Herculano Pires |
Chega de pieguice religiosa, de palestras sem fim sobre a fraternidade impossível no meio de lobos vestidos de ovelhas. Chega de caridade interesseira, de imprensa condicionada à crença simplória, de falações emotivas que não passam de formas de chantagem emocional. [...] Não façamos do Espiritismo uma ciência de gigantes em mãos de pigmeus. [...] Remontemos o nosso pensamento às lições viris do Cristo, restabelecendo na Terra as dimensões perdidas do seu Evangelho. Essa é a nossa tarefa. (Herculano Pires. Jornal Mensagem.
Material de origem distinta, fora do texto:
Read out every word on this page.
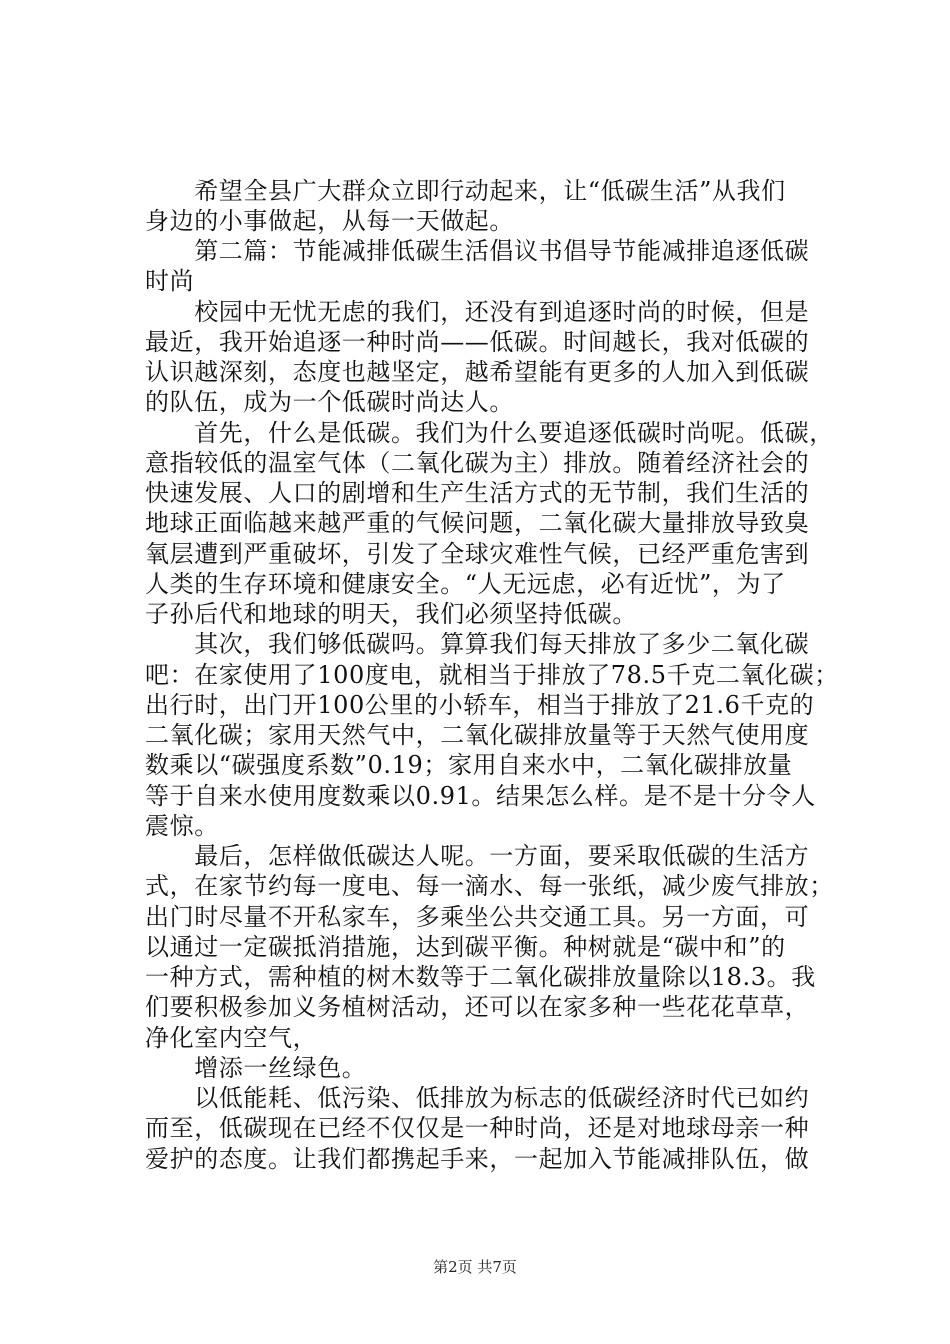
　　希望全县广大群众立即行动起来，让“低碳生活”从我们
身边的小事做起，从每一天做起。
　　第二篇：节能减排低碳生活倡议书倡导节能减排追逐低碳
时尚
　　校园中无忧无虑的我们，还没有到追逐时尚的时候，但是
最近，我开始追逐一种时尚——低碳。时间越长，我对低碳的
认识越深刻，态度也越坚定，越希望能有更多的人加入到低碳
的队伍，成为一个低碳时尚达人。
　　首先，什么是低碳。我们为什么要追逐低碳时尚呢。低碳，
意指较低的温室气体（二氧化碳为主）排放。随着经济社会的
快速发展、人口的剧增和生产生活方式的无节制，我们生活的
地球正面临越来越严重的气候问题，二氧化碳大量排放导致臭
氧层遭到严重破坏，引发了全球灾难性气候，已经严重危害到
人类的生存环境和健康安全。“人无远虑，必有近忧”，为了
子孙后代和地球的明天，我们必须坚持低碳。
　　其次，我们够低碳吗。算算我们每天排放了多少二氧化碳
吧：在家使用了100度电，就相当于排放了78.5千克二氧化碳；
出行时，出门开100公里的小轿车，相当于排放了21.6千克的
二氧化碳；家用天然气中，二氧化碳排放量等于天然气使用度
数乘以“碳强度系数”0.19；家用自来水中，二氧化碳排放量
等于自来水使用度数乘以0.91。结果怎么样。是不是十分令人
震惊。
　　最后，怎样做低碳达人呢。一方面，要采取低碳的生活方
式，在家节约每一度电、每一滴水、每一张纸，减少废气排放；
出门时尽量不开私家车，多乘坐公共交通工具。另一方面，可
以通过一定碳抵消措施，达到碳平衡。种树就是“碳中和”的
一种方式，需种植的树木数等于二氧化碳排放量除以18.3。我
们要积极参加义务植树活动，还可以在家多种一些花花草草，
净化室内空气，
　　增添一丝绿色。
　　以低能耗、低污染、低排放为标志的低碳经济时代已如约
而至，低碳现在已经不仅仅是一种时尚，还是对地球母亲一种
爱护的态度。让我们都携起手来，一起加入节能减排队伍，做
第2页 共7页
Set/1975.)
Estudo, prática e divulgação fiéis a Kardec, qualificados intelectual e, sobretudo, moralmente, é o de que necessita nosso movimento espírita. Reitero meu respeito às instituições; às pessoas, mais ainda. Nunca, todavia, aos erros em que podem incidir eventualmente. É dever de todo espírita sincero a advertência; fraterna, mas firme.
Em meio a esta inglória batalha política entre extremos opostos nas ideias (ainda que aliados em minarem a obra de Jesus), entrincheirado se encontra, na mente dos verdadeiros adeptos do Espiritismo, o bom-senso kardeciano. E ele aguarda o quê? Que o nosso amor ao Espírito de Verdade promova às futuras gerações de espíritas o socorro de uma militância independente e aberta, como foi a de Herculano Pires.
Certamente que as futuras gerações de espíritas não estão destinadas a suportar o peso do óbolo maligno que foi depositado no gazofilácio dos melhores esforços da geração atual, por lideranças intoxicadas pelos devaneios da egolatria institucionalizada.
Não deixemos que o instinto gregário de nossa espécie continue nos levando ao que ela tem de pior: a imitação e a repetição dos papagaios. Fora! Fora! com os discursos catequéticos, como aqueles desenvolvidos ao influxo da mística de Brasil: Coração do Mundo, Pátria do Evangelho, obra que traduz equivocadamente as favoráveis condições socioculturais brasileiras para a assimilação dos conceitos e práticas afins com a transcendência humana...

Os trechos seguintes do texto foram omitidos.